If you’ve ever been to a strip club on a weekend night, you have likely witnessed a mouth-breathing, hyper-masculinized, and liquored-up bachelor party. It’s why I loathed working weekends as a stripper. In fact, in the latter years of my career, I avoided them altogether if it could be helped. I made it through more than twenty years as an adult entertainer, and maybe surprisingly, I didn’t come away hating men. But it wasn’t because of these kinds of guys. It was in spite of them.
The strip club is arguably the place for sexist and crude behavior. But most men don’t behave that way. Even when faced with a gaggle of naked women. I am aware that it is the accepted stereotype that men revert to their lizard brains in such an environment. However, that is simply not my experience in the majority of cases.
Guys in a group, like a work or a bachelor party, can behave vastly different than when they are by themselves—naked boobs or not. When I have had the opportunity to separate one of these “neanderthals” from their tribe, their behavior changes almost instantly.
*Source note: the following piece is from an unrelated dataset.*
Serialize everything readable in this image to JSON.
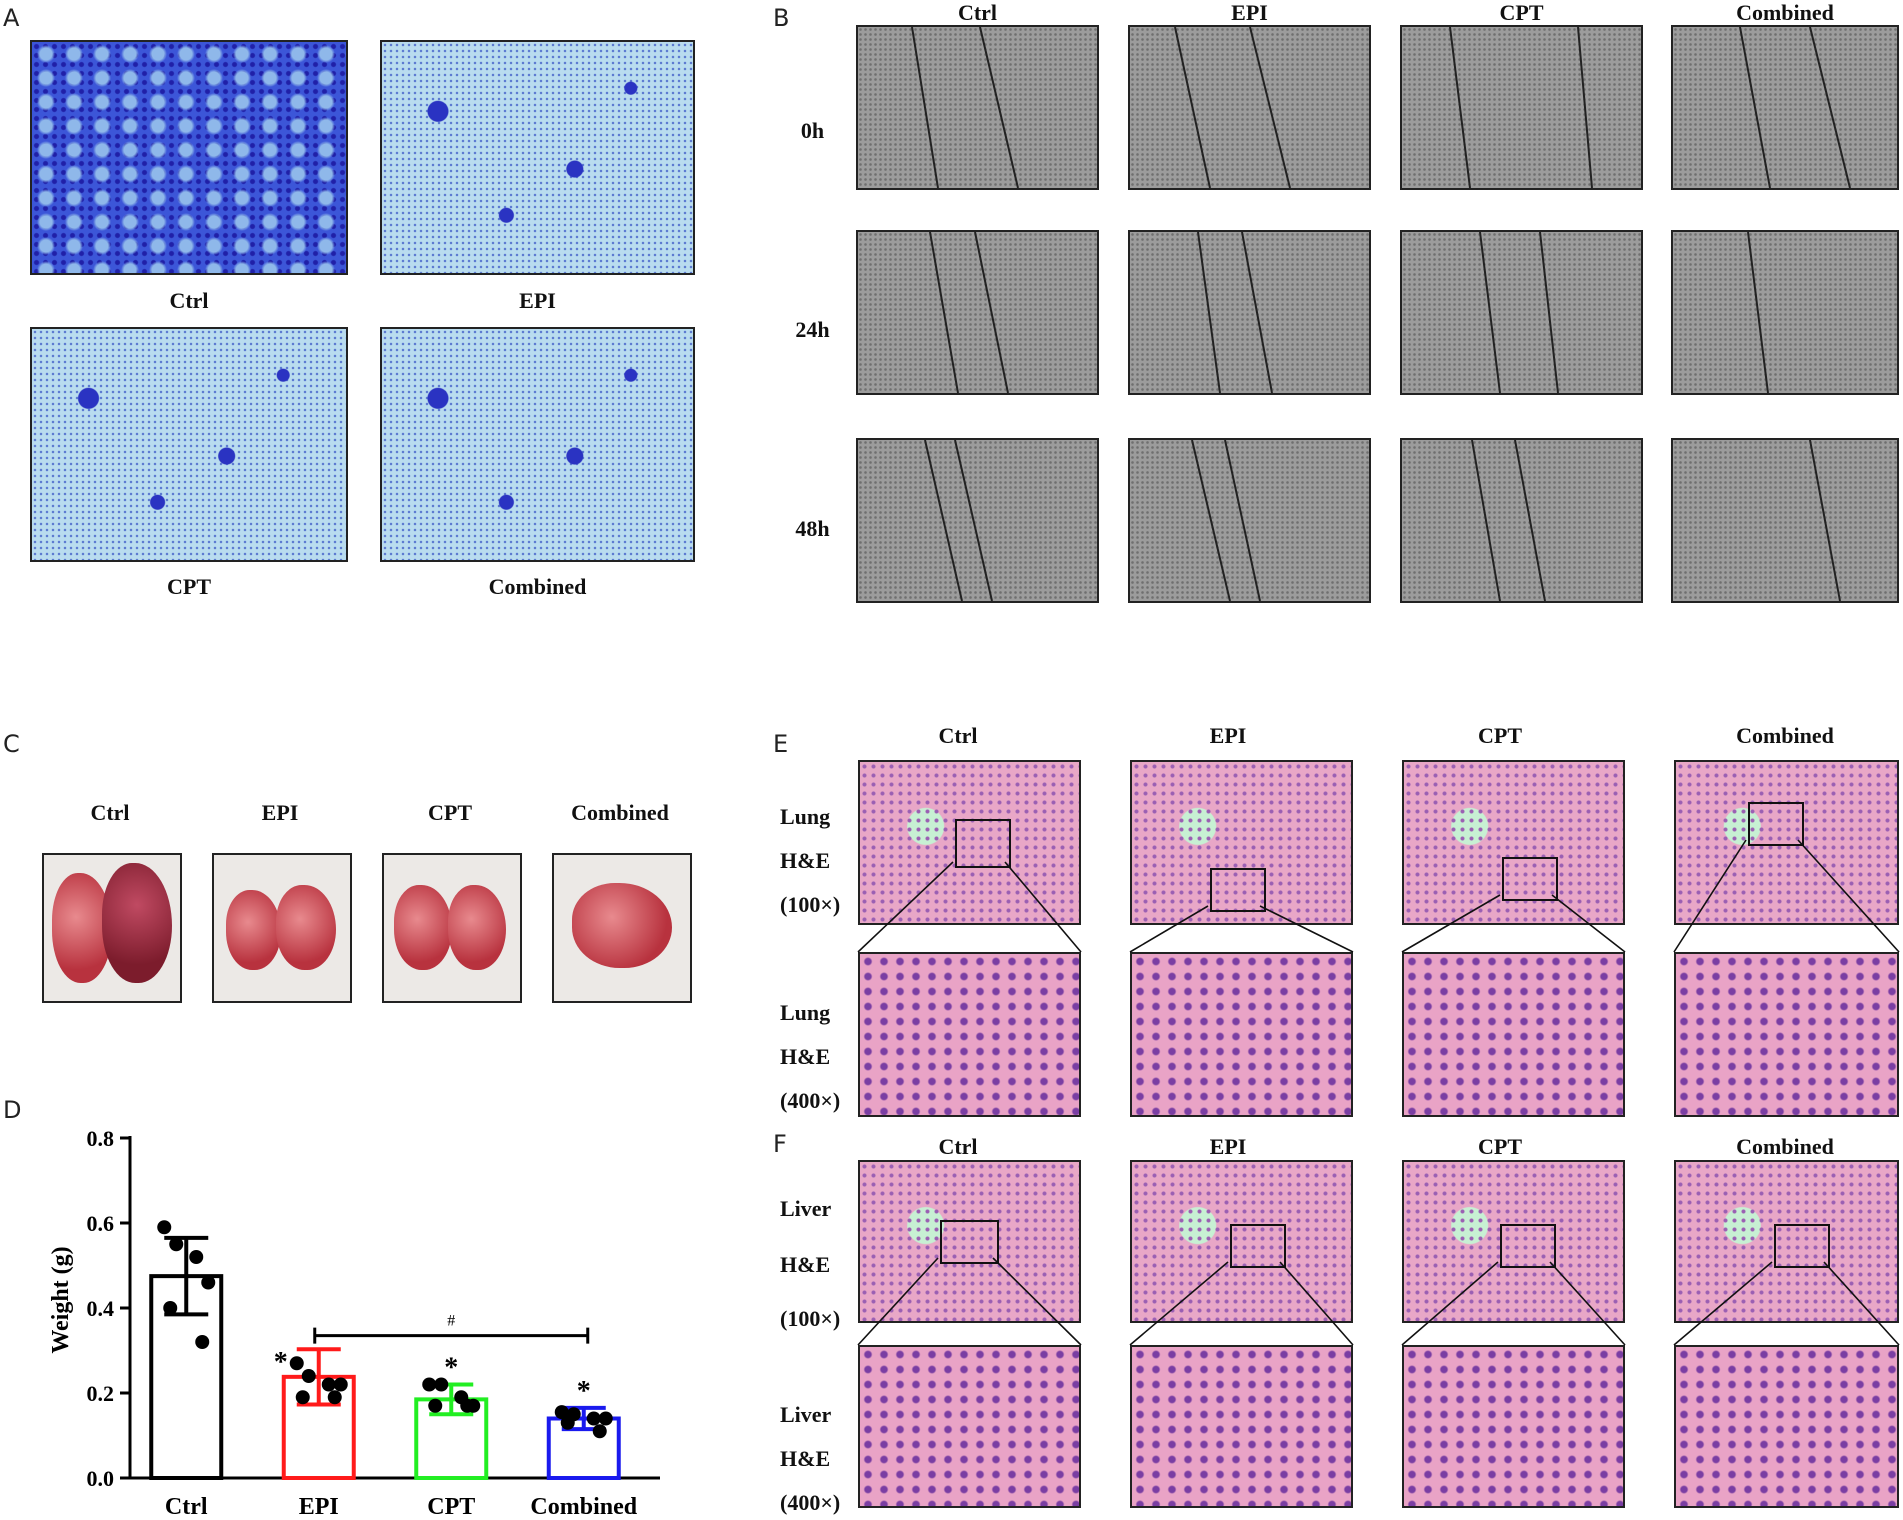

Let me caveat. Some guys are the misogynistic creeps they appear to be, whether with their friends, their mothers, or one on one. But, the vast majority of guys just aren’t that.
It’s not immediately obvious in that situation. Very often, when I would take a man away from his friends and back to the private lap dance booth, the change could be instantaneous. A reverse Jekyll and Hyde scenario. Where the monster they appeared to be moments before, gave way to a kind, gentle, and real human being. Sure, the sexual element complicated that just a little, but the caveman façade crumbled.
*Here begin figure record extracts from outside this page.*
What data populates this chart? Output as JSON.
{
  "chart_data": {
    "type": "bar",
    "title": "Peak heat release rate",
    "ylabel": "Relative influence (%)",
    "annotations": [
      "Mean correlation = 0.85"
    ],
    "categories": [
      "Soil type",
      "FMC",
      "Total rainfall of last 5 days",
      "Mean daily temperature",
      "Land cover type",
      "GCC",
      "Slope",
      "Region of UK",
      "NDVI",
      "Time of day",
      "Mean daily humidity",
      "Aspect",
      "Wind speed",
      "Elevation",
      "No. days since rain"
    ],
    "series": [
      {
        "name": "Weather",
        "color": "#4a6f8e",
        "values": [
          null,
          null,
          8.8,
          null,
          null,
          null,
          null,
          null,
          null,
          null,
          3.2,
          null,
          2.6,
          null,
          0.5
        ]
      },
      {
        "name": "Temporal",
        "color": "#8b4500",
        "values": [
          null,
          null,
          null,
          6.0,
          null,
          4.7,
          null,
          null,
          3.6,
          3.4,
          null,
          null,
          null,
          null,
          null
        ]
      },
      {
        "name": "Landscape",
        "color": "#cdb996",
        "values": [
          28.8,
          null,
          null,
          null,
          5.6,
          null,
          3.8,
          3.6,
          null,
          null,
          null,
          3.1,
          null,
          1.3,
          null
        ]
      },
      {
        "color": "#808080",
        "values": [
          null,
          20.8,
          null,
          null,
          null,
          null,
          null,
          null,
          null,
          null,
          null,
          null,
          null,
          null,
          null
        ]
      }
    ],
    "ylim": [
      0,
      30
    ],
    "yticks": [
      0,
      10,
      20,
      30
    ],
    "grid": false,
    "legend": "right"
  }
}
Male shame and pseudo-masculinity
The phenomena I witnessed wasn’t something I had a grasp of outside of a layman’s understanding of psychology. I knew that they were obviously trying to impress their friends. It was the why that wasn’t completely clear. And it wasn’t until I quit dancing and became involved with the secular community that I learned it.
Raised Catholic or sort of Catholic as I was, I was familiar with the shame around sex and the female body. It wasn’t until I became a stripper, that I started to understand that men face shame around the female body and sex as well.
The flip side of the shame that is put upon women is that men are supposed to behave a certain way around women. Particularly around women such as strippers, who are expected to be ashamed of themselves according to the religious and even some secular people.
In short, to be a real man means to be a total dick to women who refuse to be shamed for their sexual expression or bodies.
The irony in this whole social construct is that kind of behavior isn’t attractive to most women. Successful partnerships require compassion, openness, and respect. But if you listen to some of the most prominent masculinity-promoting male podcasters, YouTubers, and authors, that just isn’t manly.
Unbeknownst to their followers, these purveyors of pseudo-masculinity use a well-known sales tactic. They use social pressure to create a problem and then offer the cure. Anything from supplements to books to long-winded rants on podcasts and videos.
“Masculinity is dying!” they proclaim and then proceed to explain why their audience isn’t enough of a man.
It isn’t unlike the health and wellness Live, laugh, love gurus, who use unrealistic media depictions of slender bodies. And the saccharine-sweet smiles of models who appear to have everything to push their own books and podcasts. It’s how we ended up with Dr. Oz, Goop, and… religion.
When people are removed from the peer pressure to act like they think they are expected to, the whole con falls apart. The façade shatters and you are left with just a regular human being.